- News
31 January 2017
Cambridge Nanotherm addresses thermal management challenge of CSP LEDs
Cambridge Nanotherm Ltd of Haverhill, Suffolk, UK, a producer of nanoceramic thermal management technology, says that its Nanotherm LC thermal management solution addresses the unique needs of chip-scale packaged (CSP) LEDs.
CSP LEDs have a number of benefits over traditional high-power LEDs (HP LEDs), giving module designers the ability to produce smaller, brighter and more cost-effective luminaires. Market research firm Yole Développment forecasts that CSPs will comprise 34% of the HP LED market by 2020.
However, CSPs also present a significant thermal challenge. Traditional HP LEDs have a ceramic submount onto which the LED die is mounted. This spreads the heat from the die before it reaches the printed-circuit board, helping to keep the junction temperature of the die within its approved operating temperature. CSPs do not use a submount. Instead the P and N contacts are metalized, enabling the die to be soldered directly onto the PCB - usually a metal-clad PCB (MCPCB). This approach reduces the cost and size of the finished LED package.
The downside is that removing the ceramic submount (and its heat-spreading abilities) makes CSPs an intense 'point source' of heat that most MCPCBs simply cannot handle. The challenge is conducting the concentrated thermal flux through the dielectric layer of the PCB and into the metal board where it can be spread and removed by the heat-sink. If the heat is not removed quickly enough then there is a significant risk of the LED overheating and failing catastrophically. This situation is exacerbated by the ability to mount CSP LEDs extremely closely together – a benefit for shrinking module designs, but a major headache when it comes to thermal management as the intensity of the heat is increased significantly.
The key to understanding this challenge is the dielectric layer. MCPCBs are usually made of an epoxy resin mixed with ceramic to create a thermally conductive but electrically isolating barrier. However, there is a limit to how much ceramic can be added before the composite become friable, restricting the thermal conductivity of the layer.
Cambridge Nanotherm says that its approach to thermal management provides a unique solution to this challenge. A patented electro-chemical oxidation (ECO) process converts the surface of an aluminium board into a super-thin alumina dielectric layer. This Nanoceramic alumina has a thermal conductivity of 7.2W/mK which, coupled with being just tens of microns thick, yields a composite thermal performance of 115W/mK (much higher than any competing MCPCB). This means that the heat from the CSP LEDs is conducted efficiently through the dielectric and into the aluminium board, ensuring that the LED junction temperature is kept at a stable temperature.
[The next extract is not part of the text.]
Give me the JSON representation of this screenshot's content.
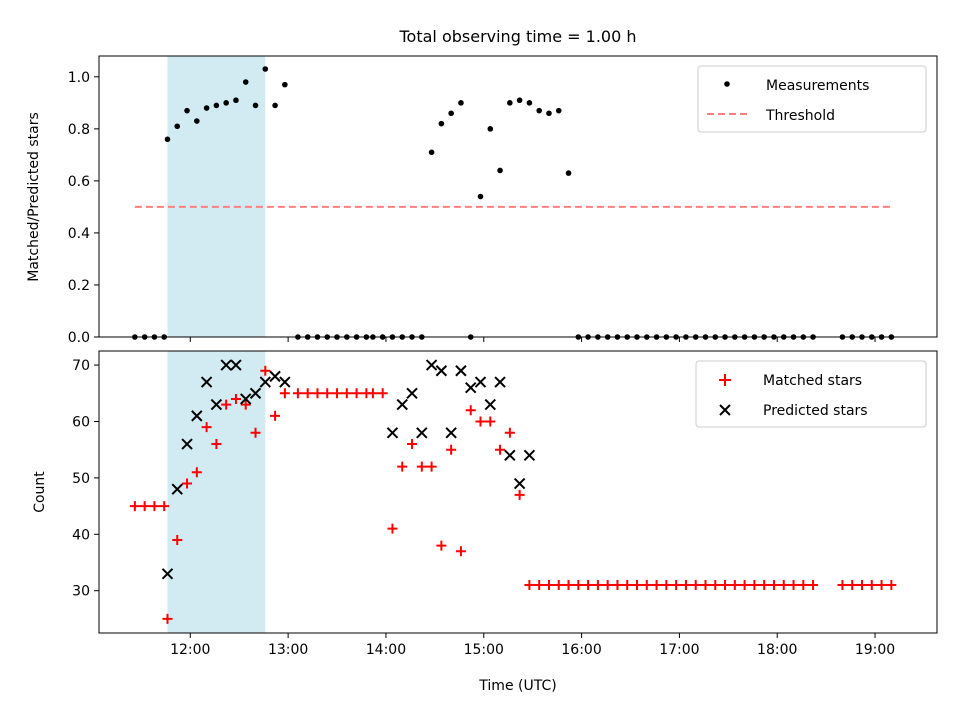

"CSPs, particularly Nichia's DMC LEDs, bring significant cost and manufacturability benefits to LED designers," says sales & marketing director Mike Edwards. "However, by removing the heat-spreading submount, they push the thermal challenge from the LED manufacturers to the module and luminaire designers who now need new and innovative ways to handle the heat," he adds.
"Epoxy-filled MCPCBs struggle to cope with the thermal profile of CSP designs, particularly when they are mounted close together on a module," Edwards continues. "Nanotherm's unique Nanoceramic MCPCBs overcome these limitations, enabling designers to build increasingly power dense modules," he claims. "This, coupled with our comprehensive manufacturing capabilities, offers designers the optimum route to realizing their CSP designs."
Cambridge Nanotherm also recently expanded its manufacturing capabilities to meet increasing demand for its thermal management technology. The firm says that, in keeping with its wider philosophy, it is pushing to make its technology as easy to implement as possible. Nanotherm has hence established partnerships with a wide network of PCB and thin-film manufacturers to offer a broad and comprehensive range of options for circuitization, quality, volume and standards.